NEW YORK (TheStreet) -- Sometimes small-cap REITs are not always as visible as the big blue chip brands like Realty Income (O), Kimco Realty (KIM) or Simon Property Group (SPG). And, as we all know, the blue chips have been on a tear this year, and many of them have rallied to record highs, especially the larger dominating index fund REIT stocks.
Of course, it is not surprising that the rally is led by the institutional buyers that have a much higher degree of analyst coverage and much lower risk tolerances.
Conversely, small-cap REITs have always been seen as more risky bets than large caps. They often do not have the diverse revenue streams or stable cash flows that allow them to weather difficult economic environments (like their larger-cap counterparts).
Small-cap stocks are also more susceptible to wide swings in price due to lower trading volumes. This greater volatility deters action and often invites selling.Often I found that the lack of Wall Street coverage and investor interest can also result in shares remaining undervalued -- especially in down markets -- for extended periods of time. Accordingly, the stocks that "fly under the radar" are offer better positioned for growth over the long term. Due to the decreased institutional support, there's a better chance that the operational health and prospects of these small caps will be underestimated.
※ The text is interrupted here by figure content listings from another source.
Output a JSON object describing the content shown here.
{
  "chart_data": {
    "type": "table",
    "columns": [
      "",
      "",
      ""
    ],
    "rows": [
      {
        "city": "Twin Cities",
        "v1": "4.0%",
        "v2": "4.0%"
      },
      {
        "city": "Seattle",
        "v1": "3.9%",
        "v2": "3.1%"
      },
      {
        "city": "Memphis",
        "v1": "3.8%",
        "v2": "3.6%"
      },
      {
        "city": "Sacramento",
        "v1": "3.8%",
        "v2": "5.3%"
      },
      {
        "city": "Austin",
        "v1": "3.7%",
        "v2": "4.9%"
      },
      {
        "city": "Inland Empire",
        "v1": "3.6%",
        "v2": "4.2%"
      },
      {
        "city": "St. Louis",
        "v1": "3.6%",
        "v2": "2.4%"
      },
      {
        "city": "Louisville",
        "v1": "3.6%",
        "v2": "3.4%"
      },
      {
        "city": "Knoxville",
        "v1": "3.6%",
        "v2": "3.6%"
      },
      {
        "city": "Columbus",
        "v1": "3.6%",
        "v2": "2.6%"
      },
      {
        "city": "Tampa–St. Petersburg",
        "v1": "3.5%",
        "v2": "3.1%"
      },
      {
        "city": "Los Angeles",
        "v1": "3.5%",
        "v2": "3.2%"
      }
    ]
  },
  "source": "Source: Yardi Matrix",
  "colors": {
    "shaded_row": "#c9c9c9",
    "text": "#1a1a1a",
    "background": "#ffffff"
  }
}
The Power of RepeatabilityFor those investors seeking yield, the difficulty is in predicting the exact dividend policies companies will adopt in the coming years. And as more investors enter retirement and need to replace substantial proportions of their working-years' income by using their investment portfolios, a reliable dividend-yield strategy is a must. Because REITs distribute at least 90% of their taxable income to shareholders annually in the form of dividends, investors are becoming increasingly attracted to the notion of balancing a portfolio with steady and reliable dividend income.